Colgó. Esperé diez minutos y volví a llamar. Sonó sólo dos veces.
—¿Quién eres, maricón? —gorjeó inconfundible la voz de Sonsoles.
Jadeé largamente. Ella se quedó en silencio hasta que dejé de jadear.
—Oh, qué guarro. ¿Tengo que asustarme? —se rió.
Tenía razón. Aquello estaba un poco visto. Saqué el pañuelo y tapé el auricular. Puse una voz cavernosa:
—Hola, Sonsoles. Tú no me conoces, pero te veo todos los días. Hace semanas que me he fijado en ti.
—Claro, y quieres que nos citemos o que te diga si llevo bragas.
—No soy esa clase de hombre.
—Ah, ¿eres un hombre?
—Más o menos.
—¿Más o menos?
—¿Sabes lo que quiero, Sonsoles?
—Me muero de curiosidad.
—Quiero arrancarte el hígado y comérmelo frito. Tu corazón se lo daré a mi perro y el resto lo disecaré para que mi mono se distraiga y deje de machacársela. Mientras tanto, estaré por ahí, querida. Ve atenta a tu espalda.
—Voy a llamar a la policía ahora mismo —Sonsoles había dejado de reírse.
—¿Y qué les vas a contar? No tienes nada. Estoy en una cabina y no sabes quién soy. ¿Tienes idea de cuántos casos iguales archivan cada día? Esperarán a que te haga algo.
—Yo te conozco.
—No te esfuerces en balde.
—Eres una basura.
—Claro que lo soy. Por cierto, mi mono te manda un beso. Está deseando conocerte.

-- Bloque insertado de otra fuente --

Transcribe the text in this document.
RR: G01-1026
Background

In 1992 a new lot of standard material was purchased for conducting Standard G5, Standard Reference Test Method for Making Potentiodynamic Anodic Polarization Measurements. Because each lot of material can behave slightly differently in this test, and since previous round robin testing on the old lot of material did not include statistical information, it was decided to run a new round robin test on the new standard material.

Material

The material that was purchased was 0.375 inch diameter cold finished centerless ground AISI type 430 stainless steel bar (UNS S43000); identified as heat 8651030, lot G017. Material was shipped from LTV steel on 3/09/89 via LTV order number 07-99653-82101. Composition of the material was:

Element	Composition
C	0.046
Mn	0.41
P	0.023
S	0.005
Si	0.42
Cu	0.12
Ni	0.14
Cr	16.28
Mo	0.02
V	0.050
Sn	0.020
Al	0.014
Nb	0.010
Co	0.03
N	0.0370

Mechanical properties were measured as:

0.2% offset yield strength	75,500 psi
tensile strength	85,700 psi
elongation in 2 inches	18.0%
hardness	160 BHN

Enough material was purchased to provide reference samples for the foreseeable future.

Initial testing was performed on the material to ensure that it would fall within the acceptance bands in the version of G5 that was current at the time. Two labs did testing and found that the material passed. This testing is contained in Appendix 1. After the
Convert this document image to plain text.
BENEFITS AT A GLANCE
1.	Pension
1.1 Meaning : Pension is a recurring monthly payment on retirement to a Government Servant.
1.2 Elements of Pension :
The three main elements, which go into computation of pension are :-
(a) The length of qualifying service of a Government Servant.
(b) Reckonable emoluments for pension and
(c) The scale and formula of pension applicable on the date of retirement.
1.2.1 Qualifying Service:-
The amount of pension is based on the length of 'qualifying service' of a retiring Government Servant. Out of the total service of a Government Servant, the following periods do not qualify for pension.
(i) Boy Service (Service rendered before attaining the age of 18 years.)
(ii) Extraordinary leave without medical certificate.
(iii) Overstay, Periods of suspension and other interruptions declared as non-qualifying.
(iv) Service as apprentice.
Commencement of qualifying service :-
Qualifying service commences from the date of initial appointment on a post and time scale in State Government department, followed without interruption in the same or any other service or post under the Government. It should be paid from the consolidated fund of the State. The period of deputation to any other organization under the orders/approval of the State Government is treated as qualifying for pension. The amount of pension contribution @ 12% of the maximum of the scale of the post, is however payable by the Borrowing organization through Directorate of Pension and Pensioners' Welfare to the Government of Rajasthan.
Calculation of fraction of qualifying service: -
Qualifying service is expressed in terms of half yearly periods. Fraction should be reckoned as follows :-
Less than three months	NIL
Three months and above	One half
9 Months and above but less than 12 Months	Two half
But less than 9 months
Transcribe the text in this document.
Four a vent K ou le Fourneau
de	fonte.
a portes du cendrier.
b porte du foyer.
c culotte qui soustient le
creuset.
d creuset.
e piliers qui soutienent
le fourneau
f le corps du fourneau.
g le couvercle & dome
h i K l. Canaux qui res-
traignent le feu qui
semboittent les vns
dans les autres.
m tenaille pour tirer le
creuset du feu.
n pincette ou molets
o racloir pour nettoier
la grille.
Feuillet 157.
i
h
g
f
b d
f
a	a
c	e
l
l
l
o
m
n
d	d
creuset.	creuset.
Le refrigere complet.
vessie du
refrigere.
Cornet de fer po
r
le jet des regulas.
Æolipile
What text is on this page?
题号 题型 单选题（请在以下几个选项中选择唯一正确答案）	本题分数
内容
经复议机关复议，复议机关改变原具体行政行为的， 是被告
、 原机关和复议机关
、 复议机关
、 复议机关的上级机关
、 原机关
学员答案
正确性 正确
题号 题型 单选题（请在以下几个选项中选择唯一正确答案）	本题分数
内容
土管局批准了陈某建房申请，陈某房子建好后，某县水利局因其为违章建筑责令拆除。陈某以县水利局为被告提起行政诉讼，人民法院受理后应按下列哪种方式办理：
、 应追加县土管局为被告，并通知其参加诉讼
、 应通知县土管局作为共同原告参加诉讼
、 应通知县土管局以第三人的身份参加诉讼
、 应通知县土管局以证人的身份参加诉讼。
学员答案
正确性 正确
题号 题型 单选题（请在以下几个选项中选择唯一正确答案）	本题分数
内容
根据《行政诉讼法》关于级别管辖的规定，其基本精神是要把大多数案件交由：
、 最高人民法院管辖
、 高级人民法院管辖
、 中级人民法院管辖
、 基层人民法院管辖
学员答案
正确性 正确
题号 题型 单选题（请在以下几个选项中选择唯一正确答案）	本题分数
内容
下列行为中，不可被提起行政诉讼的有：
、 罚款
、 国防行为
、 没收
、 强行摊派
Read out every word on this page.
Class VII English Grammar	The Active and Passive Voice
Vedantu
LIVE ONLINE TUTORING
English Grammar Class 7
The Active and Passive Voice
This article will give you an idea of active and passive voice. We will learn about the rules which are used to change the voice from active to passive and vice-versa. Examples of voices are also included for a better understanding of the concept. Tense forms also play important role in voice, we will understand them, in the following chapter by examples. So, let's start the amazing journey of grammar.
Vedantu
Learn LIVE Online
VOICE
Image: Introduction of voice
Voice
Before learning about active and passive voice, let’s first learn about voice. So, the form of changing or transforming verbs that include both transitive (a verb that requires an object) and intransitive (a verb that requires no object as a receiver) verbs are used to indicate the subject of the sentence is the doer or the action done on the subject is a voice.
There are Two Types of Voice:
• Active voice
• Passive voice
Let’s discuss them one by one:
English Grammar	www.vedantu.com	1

Interrumpí la comunicación. Por aquella noche ya había suficiente. Desde luego, lo que había hecho me daba un poco de asco, pero noté que me había relajado bastante. Hubo una época en que yo apenas hacía cosas miserables y entonces pensaba que los que las hacían eran individuos mugrientos que se atormentaban todo el rato y querían suicidarse después de cada fechoría. Sin embargo, desde que soy un pervertido he comprobado que cuando se da salida a los bajos instintos uno no se siente culpable, sino vacío, que es la única manera que tiene un pervertido de sentirse en paz. Cuando vas y haces la cochinada, hecha está y punto. Lo malo es cuando te quedas a medias, porque la comezón no te deja vivir.
Aquella noche, por ejemplo, llegué a casa, me acosté y dormí como un muerto. Cuando me desperté, vi que la almohada estaba llena de baba. Aunque Freud no lo dejara escrito y prefiriera perder el tiempo con sutilezas siempre discutibles, un sueño baboso es necesariamente un sueño feliz.